Some countries implement tough laws and decisions by authorities, but their application is not so strict. Deeds are often not as tough as the words, one could say. There are other countries where application of words is straighter and stricter. Owing to such differences between words and deeds, the former countries might suffer more because of a lack of confidence and trust in authorities. This might become critical during a crisis or during a situation that society might perceive as a crisis. Society’s resilience – its ability to stay reasonable and adequate – to a significant extent depends on trust between various groups of the population (elite and authorities included) which make up the society. Lack of trust undermines the ability of the society to be resilient.
In 2020 we see the return of places that have previously experienced nuclear disasters in the world news. In February, public debate was raised by the news that the Fukushima nuclear plant had released radioactive water from three damaged reactors into the Pacific Ocean. Despite the IAEA supporting this decision, it was very much opposed by environmentalists groups around the world, as well as Japan’s neighbouring countries (South Korea, for example).
From the beginning of April, Europe has become hugely concerned with wildfires in Ukraine. Why do you think Europe has such a profound concern? The answer is Chernobyl, the most disastrous peacetime nuclear disaster. Chernobyl drives our old fears. From April 4, fires have been burning across a large territory, including the 30-kilometre exclusion zone around the ghost nuclear plant and its radioactive waste site.
Spring fires, often caused by people trying to dispose of dry grass and rubbish on fields after the winter, present a headache for emergency response authorities in many countries. In Ukraine, strong wind provoked the rapid flame spread, which quickly reached the abandoned city of Pripyat. Weather conditions of the past winter – less snow, lowering groundwater levels, drained peatlands – contributed to the fire spread and complicated the fight against it. An additional factor that impeded the work of State Emergency Service employees, was the strong wind, which changed direction three times. The 18-kilometre background fire presents a further complication.

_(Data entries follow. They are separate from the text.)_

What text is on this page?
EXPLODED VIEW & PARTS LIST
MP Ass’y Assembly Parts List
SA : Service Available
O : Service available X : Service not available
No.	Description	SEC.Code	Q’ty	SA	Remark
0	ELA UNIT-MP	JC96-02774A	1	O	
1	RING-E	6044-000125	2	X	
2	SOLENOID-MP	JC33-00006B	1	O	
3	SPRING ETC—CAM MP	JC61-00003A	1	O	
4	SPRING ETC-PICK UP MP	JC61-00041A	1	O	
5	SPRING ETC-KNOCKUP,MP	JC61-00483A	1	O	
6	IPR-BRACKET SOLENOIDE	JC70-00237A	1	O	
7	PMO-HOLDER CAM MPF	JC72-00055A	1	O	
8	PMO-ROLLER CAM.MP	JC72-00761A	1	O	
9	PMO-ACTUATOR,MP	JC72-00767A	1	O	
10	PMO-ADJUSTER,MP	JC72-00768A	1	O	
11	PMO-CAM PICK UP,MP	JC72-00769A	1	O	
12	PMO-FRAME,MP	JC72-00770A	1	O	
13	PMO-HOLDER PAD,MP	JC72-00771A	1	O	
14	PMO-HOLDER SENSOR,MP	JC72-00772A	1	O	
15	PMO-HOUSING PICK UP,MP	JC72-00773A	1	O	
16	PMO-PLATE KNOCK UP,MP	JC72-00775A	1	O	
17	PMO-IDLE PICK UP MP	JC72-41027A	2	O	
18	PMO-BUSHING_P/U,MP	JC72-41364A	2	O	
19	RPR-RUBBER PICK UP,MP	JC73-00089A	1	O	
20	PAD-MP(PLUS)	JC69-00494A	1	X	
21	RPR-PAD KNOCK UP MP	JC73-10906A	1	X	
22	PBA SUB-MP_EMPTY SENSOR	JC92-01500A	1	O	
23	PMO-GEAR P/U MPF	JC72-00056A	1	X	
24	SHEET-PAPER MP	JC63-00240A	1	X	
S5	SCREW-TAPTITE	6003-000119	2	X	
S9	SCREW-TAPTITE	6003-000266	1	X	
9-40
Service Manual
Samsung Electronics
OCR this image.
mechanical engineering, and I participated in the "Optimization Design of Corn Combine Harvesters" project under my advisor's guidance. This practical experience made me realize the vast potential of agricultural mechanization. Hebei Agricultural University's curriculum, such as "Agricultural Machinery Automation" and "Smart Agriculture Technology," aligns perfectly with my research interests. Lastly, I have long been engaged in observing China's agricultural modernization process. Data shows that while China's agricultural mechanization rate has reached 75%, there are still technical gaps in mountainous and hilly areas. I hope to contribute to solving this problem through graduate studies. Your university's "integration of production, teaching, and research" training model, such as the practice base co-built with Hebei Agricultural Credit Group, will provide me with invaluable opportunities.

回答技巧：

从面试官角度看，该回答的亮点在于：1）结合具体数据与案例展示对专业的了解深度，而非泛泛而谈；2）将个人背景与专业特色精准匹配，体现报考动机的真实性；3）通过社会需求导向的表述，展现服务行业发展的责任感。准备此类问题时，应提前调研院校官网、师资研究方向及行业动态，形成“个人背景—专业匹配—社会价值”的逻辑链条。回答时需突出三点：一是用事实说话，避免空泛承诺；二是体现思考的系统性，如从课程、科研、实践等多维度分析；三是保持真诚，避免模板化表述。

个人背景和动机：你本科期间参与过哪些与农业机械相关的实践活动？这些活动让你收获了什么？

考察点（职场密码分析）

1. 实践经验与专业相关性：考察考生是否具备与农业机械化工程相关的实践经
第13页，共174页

For ten days, Ukrainian emergency services have fought the blazes. The total number of personnel involved has reached 530 (other reports place the numbers at 723), 103 (154) special vehicles and two helicopters also formed part of the firefighting effort. Then a report came in saying they had managed to bring the fire under control. Emercom of Ukraine announced that the radioactive situation is also under control, the nuclear plant and radioactive waste sites are safe, and there is no danger to the safety of the Ukrainian population.
And the old ghost, fed by the lack of trust, has resurfaced. On April 16, Yaroslav Emelianenko, a local tour operator and social network whistle-blower, insisted that the fire is still burning and is not under control. He also reported destruction of 30 per cent of all tourist sites near Chernobyl disaster core sites.
Greenpeace Russia expressed its serious concern about radiation risk and probable deliberate misinformation from the Ukrainian authorities about the real situation. For example, the NGO has insisted that the area of fire was more than 12,000 hectares and not 20 hectares as was officially reported at the beginning. The NGO also points that the fire was just one kilometre away from the plant.
Lately, official reports suggest fire is largely under control, even though there are still fires at four villages and two peat sites previously crossed by the fire. How comfortable should we feel about this?
Let’s hope that the fires at these places will be calmed and extinguished, leaving no risk to the nuclear plan and waste sites. We can then ease and push our fears back to the farthest corner of our memories, hoping it will never resurface.
We also hope that the coronavirus goes away and does not become a story that comes back to haunt us repeatedly.